As the passenger demands, especially commuters, in the megacities increase dramatically, the congestion problem of metro lines becomes severe and affects passengers’ travel experience. More and more metro stations have adopted passenger flow control measures to ensure operational security or implemented skip-stop patterns to ease transportation pressure. This paper investigates the collaborative optimization problem of timetable scheduling, passenger flow control, and skip-stop pattern on a metro line. A mixed integer nonlinear programming (MINLP) model is proposed to require a performance balance between service level and operation costs. The collaborative optimization model is constructed to optimize the train timetable by determining arrival and departure times with bounded dwell time and running time at intervals.
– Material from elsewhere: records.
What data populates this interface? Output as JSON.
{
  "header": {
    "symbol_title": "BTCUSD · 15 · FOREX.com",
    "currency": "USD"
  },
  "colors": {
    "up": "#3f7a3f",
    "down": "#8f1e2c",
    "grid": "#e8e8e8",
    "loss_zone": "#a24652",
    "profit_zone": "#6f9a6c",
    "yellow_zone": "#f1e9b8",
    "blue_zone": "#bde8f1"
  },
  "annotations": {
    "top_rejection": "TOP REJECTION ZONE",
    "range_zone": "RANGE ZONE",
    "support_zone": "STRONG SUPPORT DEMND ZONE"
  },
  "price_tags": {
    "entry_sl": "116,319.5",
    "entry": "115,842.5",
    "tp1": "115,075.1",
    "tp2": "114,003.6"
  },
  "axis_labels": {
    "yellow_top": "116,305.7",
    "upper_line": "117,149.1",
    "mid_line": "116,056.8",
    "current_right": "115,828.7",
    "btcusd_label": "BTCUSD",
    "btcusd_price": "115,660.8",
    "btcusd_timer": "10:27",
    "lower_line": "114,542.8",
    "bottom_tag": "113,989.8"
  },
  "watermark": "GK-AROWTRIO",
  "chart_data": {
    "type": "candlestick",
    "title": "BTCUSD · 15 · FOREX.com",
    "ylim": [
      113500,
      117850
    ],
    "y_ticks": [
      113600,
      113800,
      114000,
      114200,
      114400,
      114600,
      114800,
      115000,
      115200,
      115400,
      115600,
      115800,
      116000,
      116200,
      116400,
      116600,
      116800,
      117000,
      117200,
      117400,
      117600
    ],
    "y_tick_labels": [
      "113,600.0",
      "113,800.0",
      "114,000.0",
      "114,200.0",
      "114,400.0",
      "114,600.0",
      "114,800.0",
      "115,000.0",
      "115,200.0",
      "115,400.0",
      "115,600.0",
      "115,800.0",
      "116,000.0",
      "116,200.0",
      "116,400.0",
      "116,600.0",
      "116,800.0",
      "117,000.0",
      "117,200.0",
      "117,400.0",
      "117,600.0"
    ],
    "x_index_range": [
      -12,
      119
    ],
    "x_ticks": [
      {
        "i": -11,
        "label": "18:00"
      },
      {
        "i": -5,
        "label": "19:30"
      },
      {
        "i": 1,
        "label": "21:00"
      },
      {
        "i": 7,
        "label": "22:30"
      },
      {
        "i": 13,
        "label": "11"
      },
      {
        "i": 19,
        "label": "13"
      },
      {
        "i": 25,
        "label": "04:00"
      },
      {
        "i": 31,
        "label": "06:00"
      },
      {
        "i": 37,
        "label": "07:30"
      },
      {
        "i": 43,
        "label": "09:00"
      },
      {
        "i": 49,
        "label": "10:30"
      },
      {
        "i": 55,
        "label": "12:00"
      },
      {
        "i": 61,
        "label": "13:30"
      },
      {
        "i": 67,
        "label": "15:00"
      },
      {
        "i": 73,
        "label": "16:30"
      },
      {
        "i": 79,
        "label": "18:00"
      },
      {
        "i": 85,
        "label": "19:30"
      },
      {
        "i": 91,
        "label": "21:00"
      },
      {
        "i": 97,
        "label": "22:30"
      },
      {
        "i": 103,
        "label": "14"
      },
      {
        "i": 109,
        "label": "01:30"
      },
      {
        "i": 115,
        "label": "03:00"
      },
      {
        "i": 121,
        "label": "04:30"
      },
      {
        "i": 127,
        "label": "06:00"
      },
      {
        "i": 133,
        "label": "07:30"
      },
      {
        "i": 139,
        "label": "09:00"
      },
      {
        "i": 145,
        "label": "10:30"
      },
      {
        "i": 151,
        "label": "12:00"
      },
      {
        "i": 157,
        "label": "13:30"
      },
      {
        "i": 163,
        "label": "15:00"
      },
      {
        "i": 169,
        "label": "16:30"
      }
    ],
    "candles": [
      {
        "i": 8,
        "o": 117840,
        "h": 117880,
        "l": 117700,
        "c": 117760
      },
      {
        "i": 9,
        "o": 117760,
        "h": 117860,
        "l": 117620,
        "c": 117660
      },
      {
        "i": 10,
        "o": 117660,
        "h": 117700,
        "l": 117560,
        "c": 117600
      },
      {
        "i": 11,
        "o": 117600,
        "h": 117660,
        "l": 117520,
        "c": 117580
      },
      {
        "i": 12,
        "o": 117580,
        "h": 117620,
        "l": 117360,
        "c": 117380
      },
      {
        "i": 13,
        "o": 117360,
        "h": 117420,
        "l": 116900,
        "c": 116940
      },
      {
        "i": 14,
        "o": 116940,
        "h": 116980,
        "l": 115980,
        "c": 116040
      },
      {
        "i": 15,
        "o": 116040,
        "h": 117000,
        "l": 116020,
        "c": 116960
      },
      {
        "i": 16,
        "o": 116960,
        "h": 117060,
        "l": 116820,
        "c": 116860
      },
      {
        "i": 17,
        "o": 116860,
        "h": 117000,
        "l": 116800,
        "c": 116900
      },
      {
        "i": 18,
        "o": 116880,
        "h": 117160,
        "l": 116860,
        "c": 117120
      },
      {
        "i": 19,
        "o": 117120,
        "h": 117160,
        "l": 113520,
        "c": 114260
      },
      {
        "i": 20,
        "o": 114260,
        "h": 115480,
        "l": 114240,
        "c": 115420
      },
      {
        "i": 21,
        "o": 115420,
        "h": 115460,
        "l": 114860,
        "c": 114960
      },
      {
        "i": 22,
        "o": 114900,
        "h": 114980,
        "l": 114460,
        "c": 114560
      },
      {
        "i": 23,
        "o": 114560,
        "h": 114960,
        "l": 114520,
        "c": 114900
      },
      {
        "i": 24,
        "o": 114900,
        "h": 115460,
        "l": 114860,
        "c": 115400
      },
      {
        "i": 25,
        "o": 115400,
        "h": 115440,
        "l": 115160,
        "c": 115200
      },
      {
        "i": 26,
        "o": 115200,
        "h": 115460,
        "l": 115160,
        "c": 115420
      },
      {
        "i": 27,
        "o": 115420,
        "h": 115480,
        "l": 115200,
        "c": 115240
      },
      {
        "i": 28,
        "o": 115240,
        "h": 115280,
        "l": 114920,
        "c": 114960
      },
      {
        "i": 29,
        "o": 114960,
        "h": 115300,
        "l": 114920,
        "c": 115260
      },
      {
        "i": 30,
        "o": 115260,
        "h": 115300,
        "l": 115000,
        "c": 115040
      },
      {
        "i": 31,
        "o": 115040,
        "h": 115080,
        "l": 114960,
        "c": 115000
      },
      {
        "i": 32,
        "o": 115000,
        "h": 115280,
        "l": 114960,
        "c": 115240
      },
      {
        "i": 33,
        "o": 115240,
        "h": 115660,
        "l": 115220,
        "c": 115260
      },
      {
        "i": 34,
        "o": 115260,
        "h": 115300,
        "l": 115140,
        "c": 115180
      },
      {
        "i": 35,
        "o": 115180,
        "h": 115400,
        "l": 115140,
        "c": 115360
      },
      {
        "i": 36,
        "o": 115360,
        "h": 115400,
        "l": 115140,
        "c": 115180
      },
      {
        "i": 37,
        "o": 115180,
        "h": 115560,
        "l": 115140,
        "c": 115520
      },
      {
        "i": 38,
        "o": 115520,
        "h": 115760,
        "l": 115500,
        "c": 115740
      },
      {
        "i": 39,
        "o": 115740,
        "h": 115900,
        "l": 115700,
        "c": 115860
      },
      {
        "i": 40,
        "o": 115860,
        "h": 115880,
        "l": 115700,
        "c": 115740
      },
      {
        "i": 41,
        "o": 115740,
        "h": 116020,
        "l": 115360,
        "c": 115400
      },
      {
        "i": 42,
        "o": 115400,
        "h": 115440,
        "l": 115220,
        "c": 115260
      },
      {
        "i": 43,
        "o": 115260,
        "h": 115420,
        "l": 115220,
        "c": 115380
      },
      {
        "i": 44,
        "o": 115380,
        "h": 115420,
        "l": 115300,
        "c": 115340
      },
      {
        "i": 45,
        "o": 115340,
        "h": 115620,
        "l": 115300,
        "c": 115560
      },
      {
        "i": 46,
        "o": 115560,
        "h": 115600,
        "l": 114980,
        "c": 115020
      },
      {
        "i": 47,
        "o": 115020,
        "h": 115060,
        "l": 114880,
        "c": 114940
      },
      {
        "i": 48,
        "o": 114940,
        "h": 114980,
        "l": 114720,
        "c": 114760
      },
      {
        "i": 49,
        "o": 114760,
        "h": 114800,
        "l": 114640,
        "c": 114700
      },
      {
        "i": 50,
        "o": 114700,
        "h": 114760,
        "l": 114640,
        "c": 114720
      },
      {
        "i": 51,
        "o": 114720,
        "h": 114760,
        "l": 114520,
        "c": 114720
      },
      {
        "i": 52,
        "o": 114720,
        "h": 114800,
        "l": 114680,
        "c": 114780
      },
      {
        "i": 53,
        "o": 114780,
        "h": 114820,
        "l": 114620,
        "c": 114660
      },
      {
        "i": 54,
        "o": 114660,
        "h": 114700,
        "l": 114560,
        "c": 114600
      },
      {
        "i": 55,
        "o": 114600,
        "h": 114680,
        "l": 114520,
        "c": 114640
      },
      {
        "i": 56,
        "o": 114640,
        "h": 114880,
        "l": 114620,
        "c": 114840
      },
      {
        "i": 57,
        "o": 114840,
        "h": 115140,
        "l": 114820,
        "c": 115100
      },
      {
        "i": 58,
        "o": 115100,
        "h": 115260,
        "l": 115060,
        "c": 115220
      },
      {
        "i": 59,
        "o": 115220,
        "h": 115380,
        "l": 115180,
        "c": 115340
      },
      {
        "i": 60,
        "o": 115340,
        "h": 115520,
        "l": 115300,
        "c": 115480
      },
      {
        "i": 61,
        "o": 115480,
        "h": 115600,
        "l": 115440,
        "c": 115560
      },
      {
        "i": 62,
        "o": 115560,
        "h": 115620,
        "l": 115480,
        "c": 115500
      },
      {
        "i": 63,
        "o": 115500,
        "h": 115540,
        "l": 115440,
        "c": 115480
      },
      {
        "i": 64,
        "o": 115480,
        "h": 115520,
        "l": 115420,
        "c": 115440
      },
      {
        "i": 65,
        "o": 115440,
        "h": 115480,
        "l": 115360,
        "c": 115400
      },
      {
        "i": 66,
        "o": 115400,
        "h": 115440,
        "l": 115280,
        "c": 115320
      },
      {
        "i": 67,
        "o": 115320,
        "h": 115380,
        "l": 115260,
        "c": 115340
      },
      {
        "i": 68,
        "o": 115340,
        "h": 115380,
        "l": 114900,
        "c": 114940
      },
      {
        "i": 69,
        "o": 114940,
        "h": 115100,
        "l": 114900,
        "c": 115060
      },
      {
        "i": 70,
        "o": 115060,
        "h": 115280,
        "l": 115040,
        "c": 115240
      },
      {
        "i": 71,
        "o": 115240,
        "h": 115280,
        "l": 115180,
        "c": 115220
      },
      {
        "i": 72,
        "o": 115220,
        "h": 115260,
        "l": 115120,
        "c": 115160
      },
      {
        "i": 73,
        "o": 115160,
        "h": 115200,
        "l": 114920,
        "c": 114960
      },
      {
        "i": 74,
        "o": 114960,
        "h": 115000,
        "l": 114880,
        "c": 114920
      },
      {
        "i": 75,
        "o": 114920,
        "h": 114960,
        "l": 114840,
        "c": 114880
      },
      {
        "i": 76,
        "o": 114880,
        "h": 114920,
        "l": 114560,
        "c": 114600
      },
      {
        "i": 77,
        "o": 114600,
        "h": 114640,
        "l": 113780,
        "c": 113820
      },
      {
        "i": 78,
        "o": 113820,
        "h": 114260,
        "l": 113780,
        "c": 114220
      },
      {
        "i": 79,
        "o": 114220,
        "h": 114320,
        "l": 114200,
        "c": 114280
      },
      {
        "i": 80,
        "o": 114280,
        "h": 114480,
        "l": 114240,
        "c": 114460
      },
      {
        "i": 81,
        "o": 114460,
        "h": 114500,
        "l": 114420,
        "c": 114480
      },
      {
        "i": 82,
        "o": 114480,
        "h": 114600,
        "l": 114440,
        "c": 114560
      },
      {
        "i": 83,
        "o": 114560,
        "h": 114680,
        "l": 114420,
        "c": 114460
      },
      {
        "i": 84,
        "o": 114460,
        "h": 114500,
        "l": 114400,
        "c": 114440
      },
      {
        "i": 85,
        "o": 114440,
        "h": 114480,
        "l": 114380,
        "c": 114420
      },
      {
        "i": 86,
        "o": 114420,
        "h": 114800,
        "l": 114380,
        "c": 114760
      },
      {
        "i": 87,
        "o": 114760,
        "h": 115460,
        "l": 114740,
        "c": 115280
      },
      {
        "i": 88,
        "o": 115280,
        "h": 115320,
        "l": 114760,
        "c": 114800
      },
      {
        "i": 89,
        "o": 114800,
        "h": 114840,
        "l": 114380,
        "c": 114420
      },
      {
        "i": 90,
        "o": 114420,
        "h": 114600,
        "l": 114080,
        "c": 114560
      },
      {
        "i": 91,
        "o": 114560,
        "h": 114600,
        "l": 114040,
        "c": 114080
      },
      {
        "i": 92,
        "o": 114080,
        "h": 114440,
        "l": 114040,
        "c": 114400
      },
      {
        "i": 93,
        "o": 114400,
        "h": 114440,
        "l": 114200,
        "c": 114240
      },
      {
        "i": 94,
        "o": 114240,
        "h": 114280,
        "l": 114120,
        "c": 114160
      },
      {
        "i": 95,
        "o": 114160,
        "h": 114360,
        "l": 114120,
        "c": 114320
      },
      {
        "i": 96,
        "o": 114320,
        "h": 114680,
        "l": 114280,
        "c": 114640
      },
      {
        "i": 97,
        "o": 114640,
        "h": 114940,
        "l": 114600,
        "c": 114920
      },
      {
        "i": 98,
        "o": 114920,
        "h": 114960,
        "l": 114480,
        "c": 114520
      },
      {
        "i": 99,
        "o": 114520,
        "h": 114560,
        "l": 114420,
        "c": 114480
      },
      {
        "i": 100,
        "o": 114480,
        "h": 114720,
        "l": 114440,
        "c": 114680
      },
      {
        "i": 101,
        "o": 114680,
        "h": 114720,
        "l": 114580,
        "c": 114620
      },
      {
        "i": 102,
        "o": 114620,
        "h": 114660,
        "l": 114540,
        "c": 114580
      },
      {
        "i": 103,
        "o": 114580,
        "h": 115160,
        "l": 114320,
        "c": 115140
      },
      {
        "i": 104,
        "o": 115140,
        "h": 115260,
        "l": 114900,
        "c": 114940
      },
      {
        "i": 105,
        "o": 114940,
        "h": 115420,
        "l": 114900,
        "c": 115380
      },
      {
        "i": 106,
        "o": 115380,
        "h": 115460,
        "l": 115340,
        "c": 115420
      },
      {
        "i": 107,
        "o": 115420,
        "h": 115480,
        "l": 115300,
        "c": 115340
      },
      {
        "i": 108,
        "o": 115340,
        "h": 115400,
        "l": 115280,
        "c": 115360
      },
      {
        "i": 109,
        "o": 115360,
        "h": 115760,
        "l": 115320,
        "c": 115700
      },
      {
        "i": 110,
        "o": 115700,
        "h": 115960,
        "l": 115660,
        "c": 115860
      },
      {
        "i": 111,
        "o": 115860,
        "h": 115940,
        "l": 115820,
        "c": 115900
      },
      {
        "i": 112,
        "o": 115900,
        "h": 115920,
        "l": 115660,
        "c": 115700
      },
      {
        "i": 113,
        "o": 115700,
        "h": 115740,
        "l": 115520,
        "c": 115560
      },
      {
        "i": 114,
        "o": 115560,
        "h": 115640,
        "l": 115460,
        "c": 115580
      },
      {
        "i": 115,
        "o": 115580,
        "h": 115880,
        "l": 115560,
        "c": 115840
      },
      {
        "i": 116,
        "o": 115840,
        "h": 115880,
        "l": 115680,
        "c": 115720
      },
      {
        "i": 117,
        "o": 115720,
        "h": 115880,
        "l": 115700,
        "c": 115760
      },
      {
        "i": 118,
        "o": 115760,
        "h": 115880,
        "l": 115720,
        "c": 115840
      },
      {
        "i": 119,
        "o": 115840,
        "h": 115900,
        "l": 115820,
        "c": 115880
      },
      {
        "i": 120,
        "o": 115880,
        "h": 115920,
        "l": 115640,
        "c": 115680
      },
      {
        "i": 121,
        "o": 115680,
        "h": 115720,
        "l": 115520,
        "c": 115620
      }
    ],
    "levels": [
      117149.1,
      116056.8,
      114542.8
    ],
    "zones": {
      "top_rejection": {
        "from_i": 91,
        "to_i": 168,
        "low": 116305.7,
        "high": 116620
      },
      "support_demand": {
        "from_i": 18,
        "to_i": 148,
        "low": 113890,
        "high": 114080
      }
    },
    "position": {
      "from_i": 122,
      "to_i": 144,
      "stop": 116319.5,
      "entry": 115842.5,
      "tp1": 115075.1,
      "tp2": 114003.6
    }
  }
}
Specifically, time-dependent passenger arrival rates are regarded as uncertain parameters here. The scenario-based robust optimization (SBRO) model with nonlinear constraints is further transformed into a model with linear constraints, which can be directly solved by commercial solvers. Finally, several sets of numerical experiments according to the actual data about the Beijing Changping metro line are performed to demonstrate the validity of the proposed model and method. The optimized train timetable integrated with the skip-stop pattern and passenger flow control strategy can effectively ease the congestion of stations and improve the safety and service quality of the metro system. The tradeoff between solution robustness and model robustness is obtained with critical practical insights.